Parece-me, por outro lado,
indispensável que a Administração Pública se abra à inovação de forma a
responder às expectativas dos cidadãos e a garantir que o interesse público
seja salvaguardado. De facto, nesta progressiva alteração das funções
tradicionais do Estado, ou a Administração Pública incorpora novos saberes e
novas tecnologias e reforça valores fundamentais como a confiança, a
responsabilidade, a imparcialidade, o profissionalismo e a qualidade na sua
relação com o indivíduo, a sociedade e o mercado, ou, não o fazendo, a sua
falta de capacidade reguladora trará consigo novas e mais dramáticas
injustiças, ficando o Estado dependente de interesses privados ou sectoriais,
quase sempre não coincidentes com o interesse público.

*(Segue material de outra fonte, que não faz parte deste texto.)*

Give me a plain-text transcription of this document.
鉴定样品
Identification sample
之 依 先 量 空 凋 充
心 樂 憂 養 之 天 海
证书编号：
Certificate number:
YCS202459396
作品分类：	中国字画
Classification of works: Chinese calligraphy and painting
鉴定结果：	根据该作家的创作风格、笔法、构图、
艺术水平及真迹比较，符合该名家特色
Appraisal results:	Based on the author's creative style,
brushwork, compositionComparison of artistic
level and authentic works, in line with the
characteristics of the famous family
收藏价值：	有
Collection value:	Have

No tempo actual, aos Governos não
se colocam apenas os desafios decorrentes da necessidade de aperfeiçoamento das
funções de intervenção reguladora do Estado. Aos Governos, hoje, pede-se mais e
melhor. Pede-se que seja capaz de uma visão estratégica de longo prazo e da
capacidade de acção correspondente. Posto perante lógicas de mercado, em grande
parte não reguladas e que cada vez mais ultrapassam as fronteiras nacionais,
não pode o Estado – sobretudo em sociedades com múltiplas fragilidades
estruturais, como é o nosso caso – abdicar de uma ambição forte, quer em
matéria de reposicionamento estratégico da economia nacional, quer em matéria
de construção de uma rede sustentada de protecção social para os cidadãos mais
vulneráveis.
Factos recentes da nossa vida
colectiva, como os que se têm traduzido por um acréscimo repentino do
desemprego, são bem reveladores das responsabilidades e exigências estratégicas
que, nos dois eixos enunciados, se colocam às políticas públicas. Começo pelo
segundo. É indispensável estabilizar patamares generalizados de protecção dos
cidadãos, de forma a prevenir e atenuar, tanto quanto possível, quer o
sofrimento das pessoas mais expostas aos riscos, quer os próprios níveis de
conflitualidade social. Nada menos aconselhável a este respeito do que provocar
roturas forçadas em relação a consensos laboriosamente conseguidos ou a
políticas anteriores testadas com êxito – o assunto é demasiado delicado para
se compadecer com demarcações ideológicas excessivas ou com experimentalismos
de eficácia duvidosa, como se, para inovar em política, tudo tivesse sempre de
ser mudado ou se tivesse de recomeçar do zero.
Quanto à intervenção estratégica
do Estado, esta tem de começar por exigir uma antecipação prudente dos cenários
dentro dos quais se poderá processar o desenvolvimento empresarial e a criação
de emprego no País. Garantir condições para o incremento da competitividade ou
para a reestruturação atempada de certos sectores de actividade especialmente
expostos à concorrência externa não pode ser considerado, como alguns ideólogos
da não-intervenção sugerem, como uma intrusão desnecessária e perniciosa do
Estado na vida económica. Em Países da União Europeia com estruturas produtivas
bem mais sólidas do que as nossas, esse tipo de actuação é correntemente
assumido de forma descomplexada, com vantagens visíveis.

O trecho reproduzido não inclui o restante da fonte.